16 Mars 2017 , Rédigé par collectif FLE sud est Publié dans #COMPTE-RENDU DE REUNION

Ordre du jour

 

-Réflexion sur le Manifeste : Rencontre avec Joseph Richard Cochet (Délégué départemental – Union des Centres Sociaux des Bouches-du-Rhône)

 

Compte-rendu

 

Présent-e-s : Kate (étudiante Fle – cours du Kiosque), Jean-Louis (Collectif migrants13), Adèle et Javotte (Mot à Mot), Valérie (nouvelle au collectif Fle, formatrice Fle souhaite un retour au métier après longue interruption), Hasnia (DU Fle), Laetitia (Collectif Migrants13).

 

La réunion s’est axée sur le thème du Manifeste.
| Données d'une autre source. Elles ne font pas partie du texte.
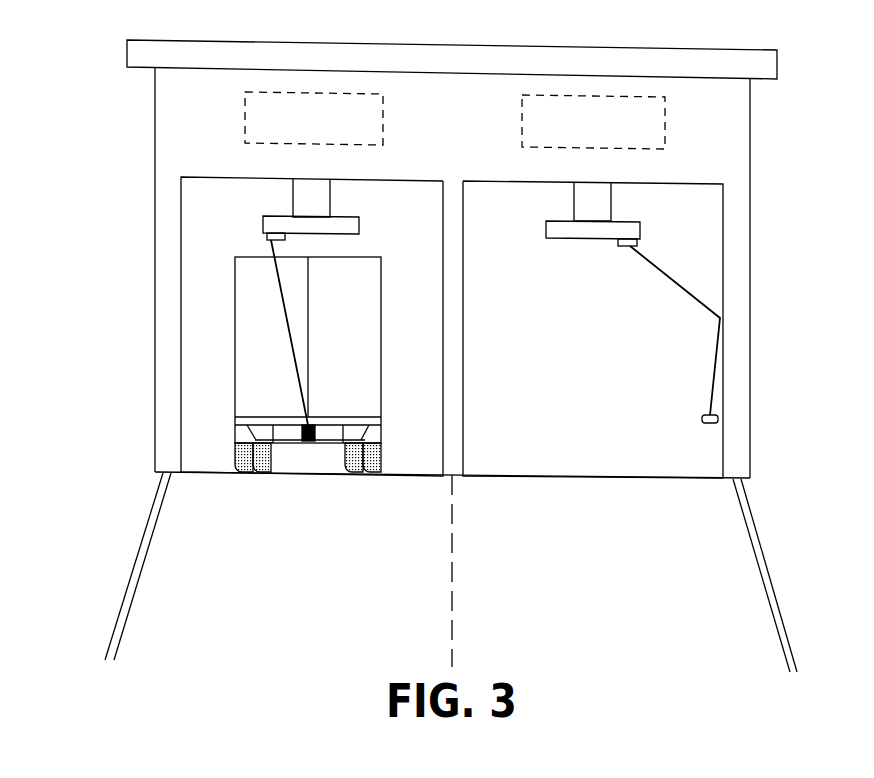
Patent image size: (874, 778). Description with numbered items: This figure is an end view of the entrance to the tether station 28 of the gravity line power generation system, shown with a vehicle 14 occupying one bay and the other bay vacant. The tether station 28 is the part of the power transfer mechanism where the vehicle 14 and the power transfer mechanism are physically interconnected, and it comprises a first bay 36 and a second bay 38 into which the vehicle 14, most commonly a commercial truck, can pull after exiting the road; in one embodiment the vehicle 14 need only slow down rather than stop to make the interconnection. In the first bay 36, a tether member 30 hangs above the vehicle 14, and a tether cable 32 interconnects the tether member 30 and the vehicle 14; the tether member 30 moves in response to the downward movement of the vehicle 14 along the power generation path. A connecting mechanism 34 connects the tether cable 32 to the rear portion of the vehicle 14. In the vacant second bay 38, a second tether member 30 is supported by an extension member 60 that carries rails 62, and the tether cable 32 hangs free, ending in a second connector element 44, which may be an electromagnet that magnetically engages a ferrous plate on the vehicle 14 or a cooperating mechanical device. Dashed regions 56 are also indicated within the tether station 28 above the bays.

The tether station 28 is at (762, 142).
The electrical receptacle 56 is at (296, 124).
The first bay 36 is at (202, 216).
The second bay 38 is at (701, 250).
The tether member 30 is at (268, 237).
The tether cable 32 is at (280, 308).
The vehicle 14 is at (248, 392).
The connecting mechanism 34 is at (298, 459).
The extension member 60 is at (595, 207).
The rails 62 is at (560, 239).
The second connector element 44 is at (722, 413).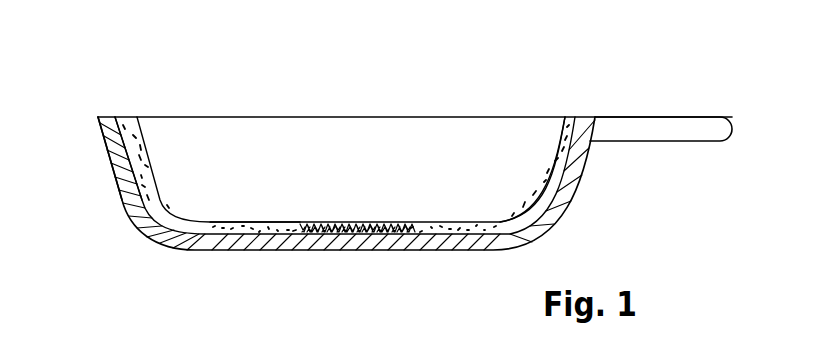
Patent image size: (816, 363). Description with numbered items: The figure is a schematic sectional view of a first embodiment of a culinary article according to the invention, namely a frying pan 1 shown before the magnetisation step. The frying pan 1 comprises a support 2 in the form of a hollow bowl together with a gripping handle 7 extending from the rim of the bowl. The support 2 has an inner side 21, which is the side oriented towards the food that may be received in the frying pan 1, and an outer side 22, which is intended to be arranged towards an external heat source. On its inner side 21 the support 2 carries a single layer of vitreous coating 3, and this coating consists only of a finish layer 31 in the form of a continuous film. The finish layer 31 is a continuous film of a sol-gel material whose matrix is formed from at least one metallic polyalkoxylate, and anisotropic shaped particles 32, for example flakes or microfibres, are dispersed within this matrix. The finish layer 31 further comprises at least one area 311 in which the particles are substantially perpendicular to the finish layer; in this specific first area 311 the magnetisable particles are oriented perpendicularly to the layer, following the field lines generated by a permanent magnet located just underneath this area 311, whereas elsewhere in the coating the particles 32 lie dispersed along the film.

The frying pan 1 is at (438, 113).
The support 2 is at (570, 191).
The inner side 21 is at (134, 130).
The outer side 22 is at (105, 143).
The vitreous coating 3 is at (155, 200).
The finish layer 31 is at (570, 125).
The area 311 is at (360, 228).
The anisotropic shaped particles 32 is at (237, 230).
The gripping handle 7 is at (677, 127).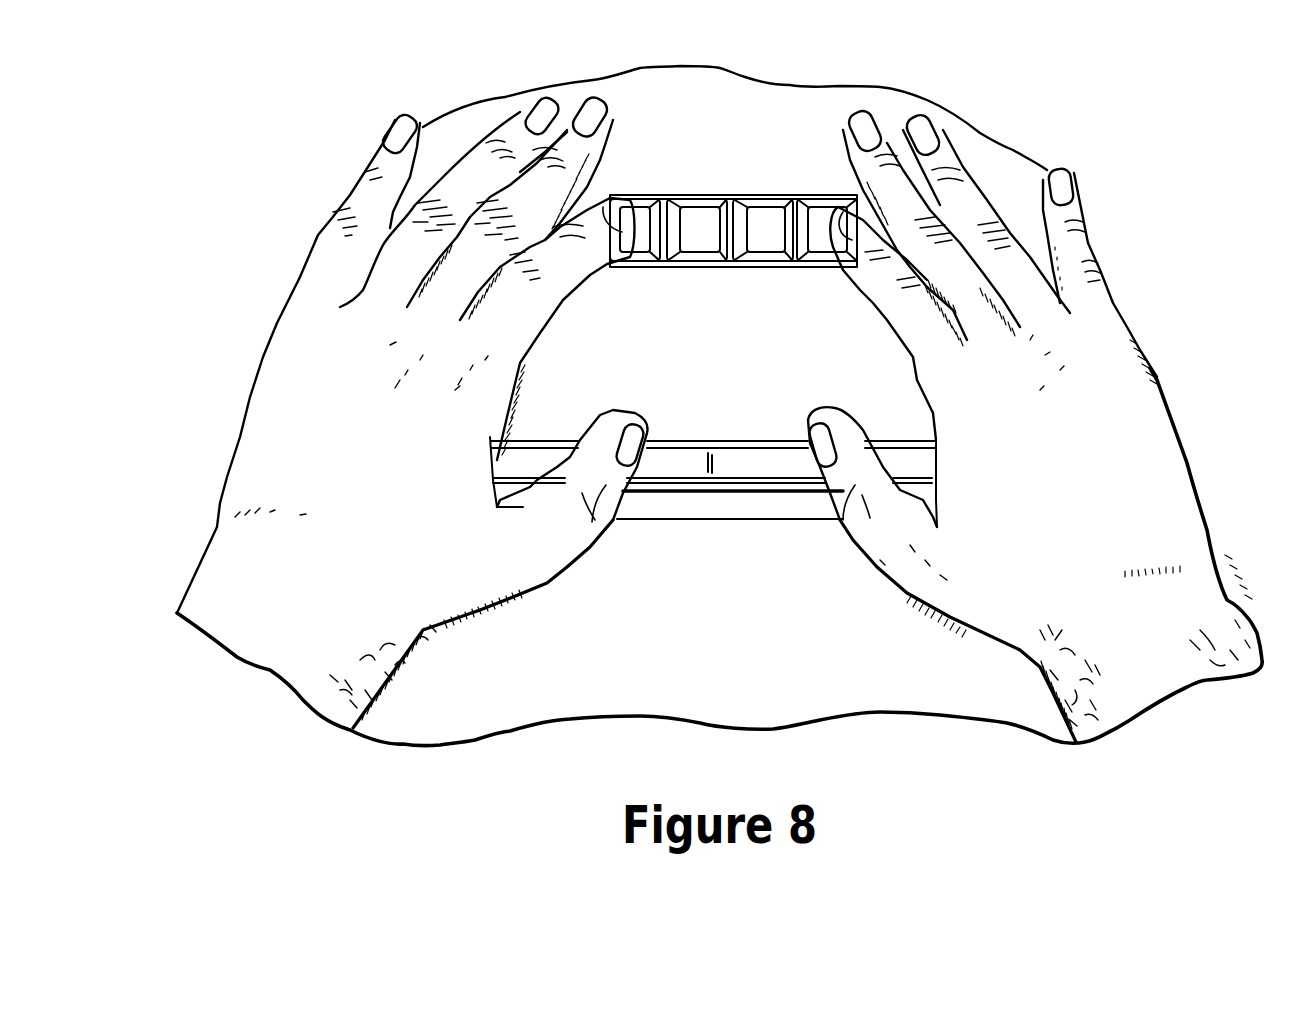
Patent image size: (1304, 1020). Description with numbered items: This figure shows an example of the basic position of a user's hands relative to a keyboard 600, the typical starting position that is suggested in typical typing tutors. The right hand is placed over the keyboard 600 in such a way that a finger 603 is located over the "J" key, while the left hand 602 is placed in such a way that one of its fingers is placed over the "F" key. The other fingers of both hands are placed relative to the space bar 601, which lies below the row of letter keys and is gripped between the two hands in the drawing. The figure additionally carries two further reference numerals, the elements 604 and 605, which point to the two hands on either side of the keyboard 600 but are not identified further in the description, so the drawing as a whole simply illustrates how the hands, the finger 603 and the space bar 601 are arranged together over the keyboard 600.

The keyboard 600 is at (778, 317).
The space bar 601 is at (753, 467).
The left hand 602 is at (640, 195).
The finger 603 is at (812, 195).
The right hand 604 is at (1178, 318).
The left hand 605 is at (251, 308).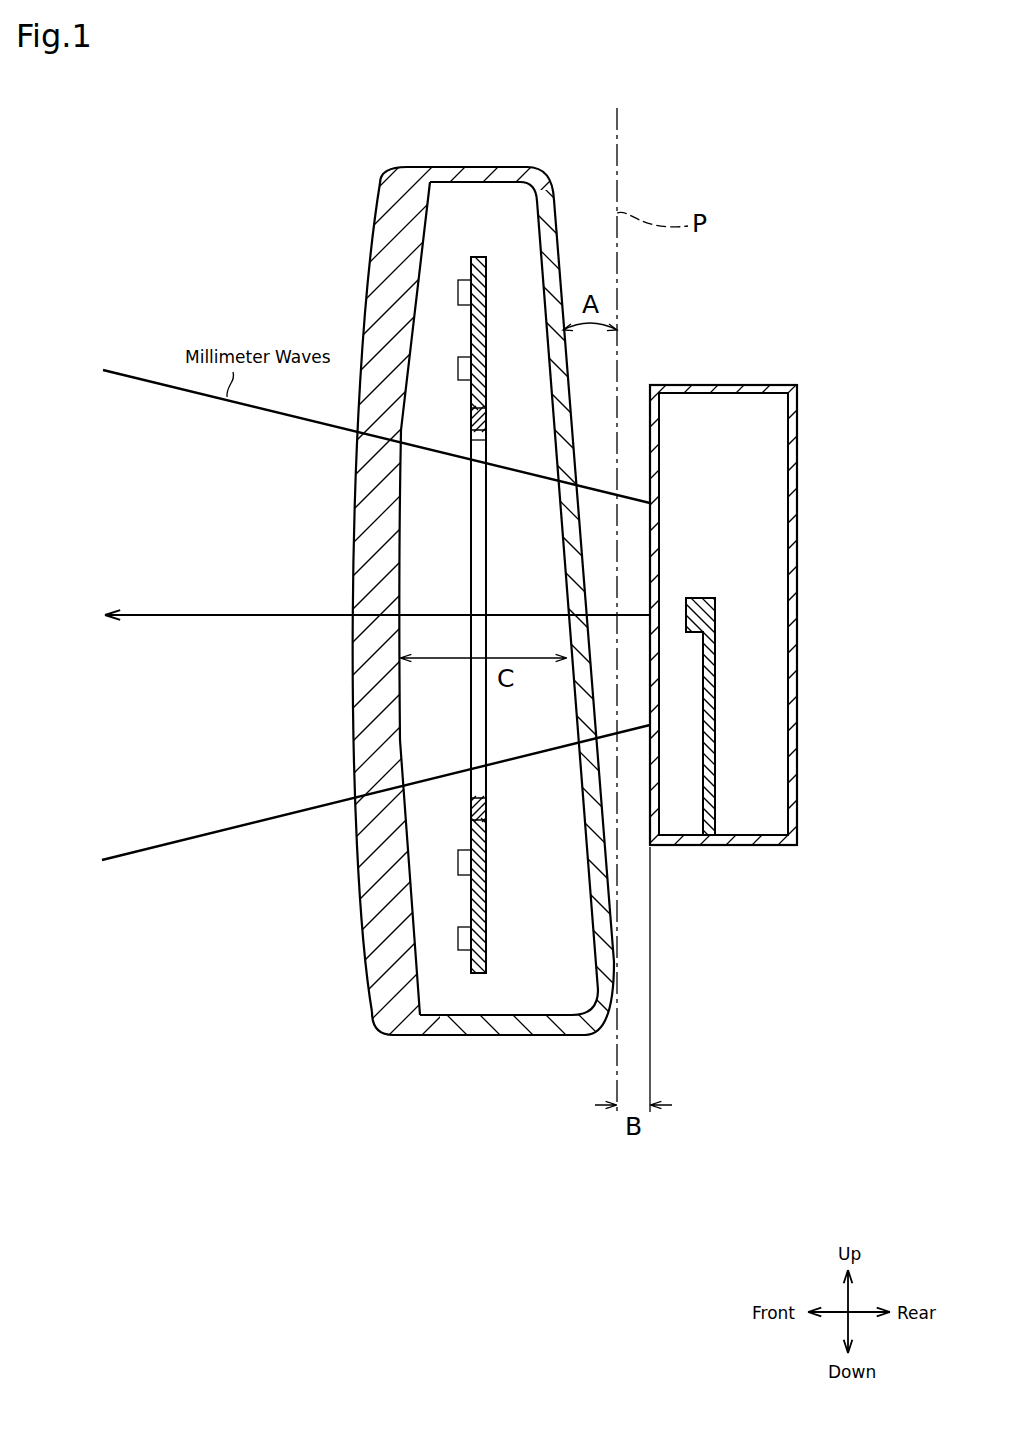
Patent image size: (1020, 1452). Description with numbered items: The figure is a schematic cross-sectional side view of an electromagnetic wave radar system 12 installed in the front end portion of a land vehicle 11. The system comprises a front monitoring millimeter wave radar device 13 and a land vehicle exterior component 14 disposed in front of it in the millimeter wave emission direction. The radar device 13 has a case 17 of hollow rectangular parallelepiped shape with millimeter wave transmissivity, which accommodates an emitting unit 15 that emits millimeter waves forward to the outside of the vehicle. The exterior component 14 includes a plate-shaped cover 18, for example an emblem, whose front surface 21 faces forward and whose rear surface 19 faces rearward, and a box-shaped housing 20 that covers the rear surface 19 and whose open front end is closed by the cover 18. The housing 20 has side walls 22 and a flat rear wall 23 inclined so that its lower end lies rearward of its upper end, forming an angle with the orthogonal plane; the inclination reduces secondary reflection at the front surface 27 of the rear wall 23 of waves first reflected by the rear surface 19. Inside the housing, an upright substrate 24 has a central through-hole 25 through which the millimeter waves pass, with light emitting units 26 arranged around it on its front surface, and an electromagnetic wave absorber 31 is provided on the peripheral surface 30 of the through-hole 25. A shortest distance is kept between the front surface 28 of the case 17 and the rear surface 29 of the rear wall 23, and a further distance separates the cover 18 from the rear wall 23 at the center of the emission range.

The land vehicle 11 is at (824, 184).
The electromagnetic wave radar system 12 is at (716, 184).
The millimeter wave radar device 13 is at (597, 612).
The land vehicle exterior component 14 is at (510, 600).
The emitting unit 15 is at (680, 608).
The case 17 is at (798, 515).
The cover 18 is at (360, 865).
The rear surface 19 is at (402, 733).
The housing 20 is at (487, 1037).
The front surface 21 is at (367, 282).
The side walls 22 is at (503, 198).
The rear wall 23 is at (553, 254).
The substrate 24 is at (488, 950).
The through-hole 25 is at (478, 562).
The light emitting units 26 is at (458, 292).
The front surface 27 is at (577, 843).
The front surface 28 is at (650, 440).
The rear surface 29 is at (563, 387).
The peripheral surface 30 is at (488, 418).
The electromagnetic wave absorber 31 is at (486, 445).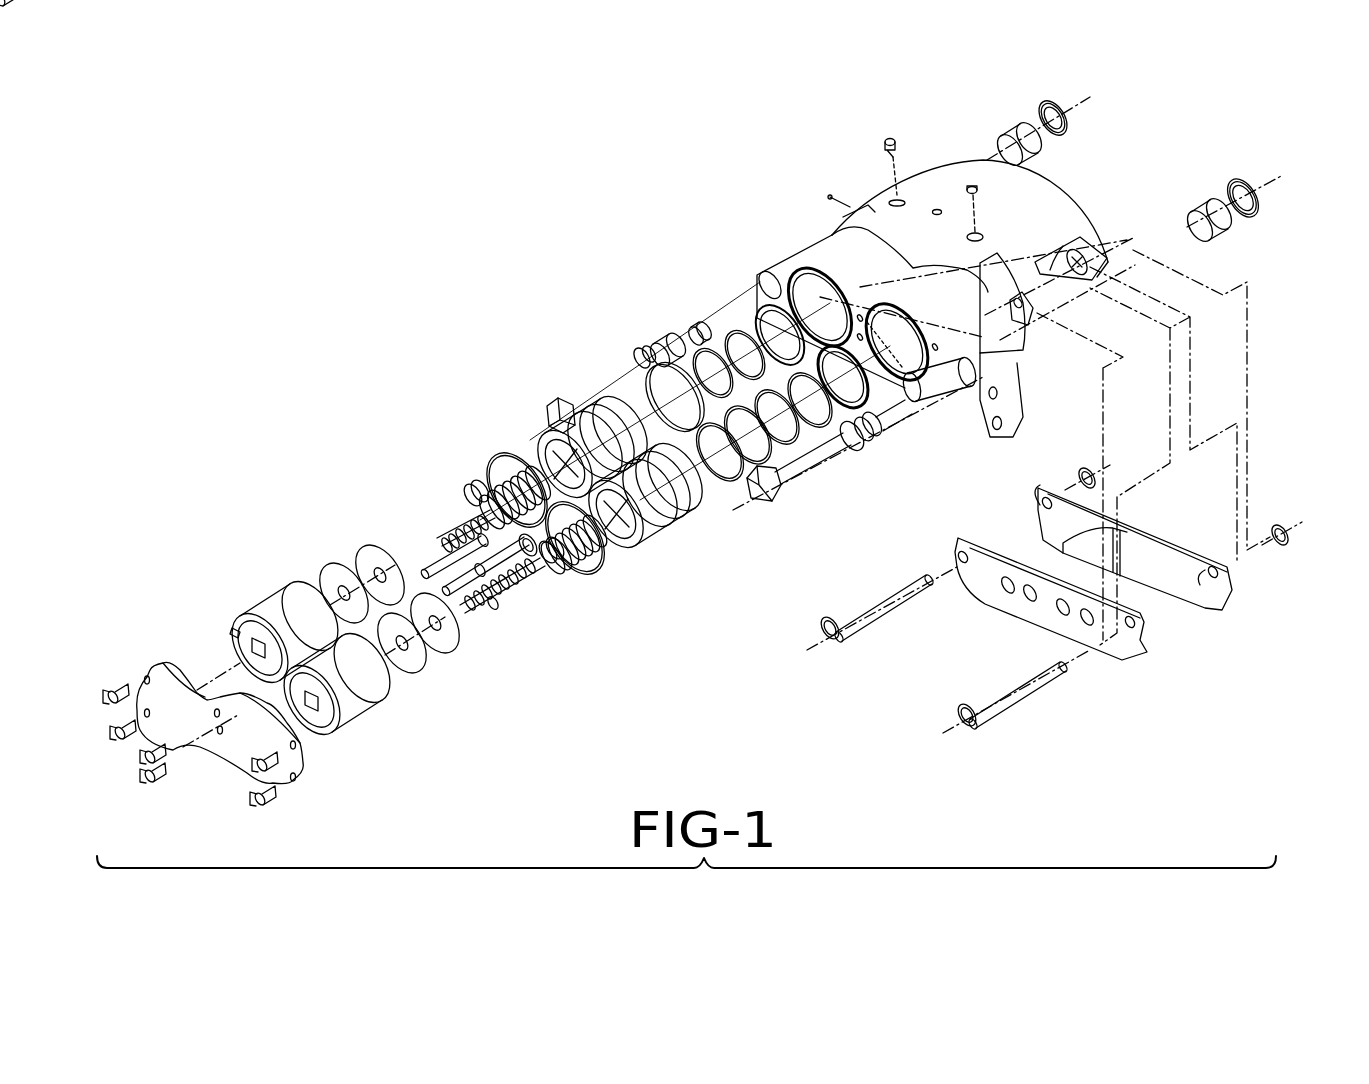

Ce manifeste replace la langue d’accueil comme un outil permettant aux personnes migrantes de s’inscrire dans sa vie de citoyen-ne. Il dénonce la volonté politique de faire de la langue d’accueil un nouvel outil de contrôle.

Voir Manifeste.

 

Cette nouvelle politique de contrôle de l’immigration (par la langue) se traduit également par des appels à projets sélectionnant le public entrant en formation : réservant notamment l’apprentissage du français au primo-arrivants (- de 5 ans), en situation régulière…

  • DDCS (BOP 104)

Une réunion concernant ce nouvel appel à projet aura lieu le 23 mars en préfecture.

Ce sera l’occasion d’en savoir davantage. Inscription préalable. Et venir avec une pièce d’identité.

 

La discussion avait donc pour but de connaitre la position des centres-sociaux marseillais.

A l’heure actuelle, les difficultés financières qu’engendreraient la perte de ces financements ne sont pas remontées au délégué départemental. Il va cependant se renseigner au niveau des différents centres organisant des cours de français.

  • Est-ce que ces centres sociaux n’ont pas fait remonter leurs difficultés car, fonctionnant essentiellement avec des bénévoles, ils ne demandent pas ces financements, restant ainsi libre face à ces politiques qui veulent dénaturer le sens de nos actions ?

 

Même si les centres sociaux ne répondent pas à ces appels d’offres, il serait tout de même intéressant de connaitre leurs positionnements face aux politiques actuelles.

 

Joseph Richard Cochet rappelle que beaucoup de choses vont être chamboulées avec les élections. A partir du 18 juin, nous n’aurons plus d’interlocuteur au niveau de l’Etat. Les enjeux seront donc très forts après les élections.

Pas de mobilisation avant ? Pas d’écoute ?

 

Il nous semble cependant primordial de se fédérer localement dès à présent autour de notre position sur la question de l’apprentissage du français, de partager nos expériences et de se mettre en réseaux afin de bâtir une future mobilisation commune.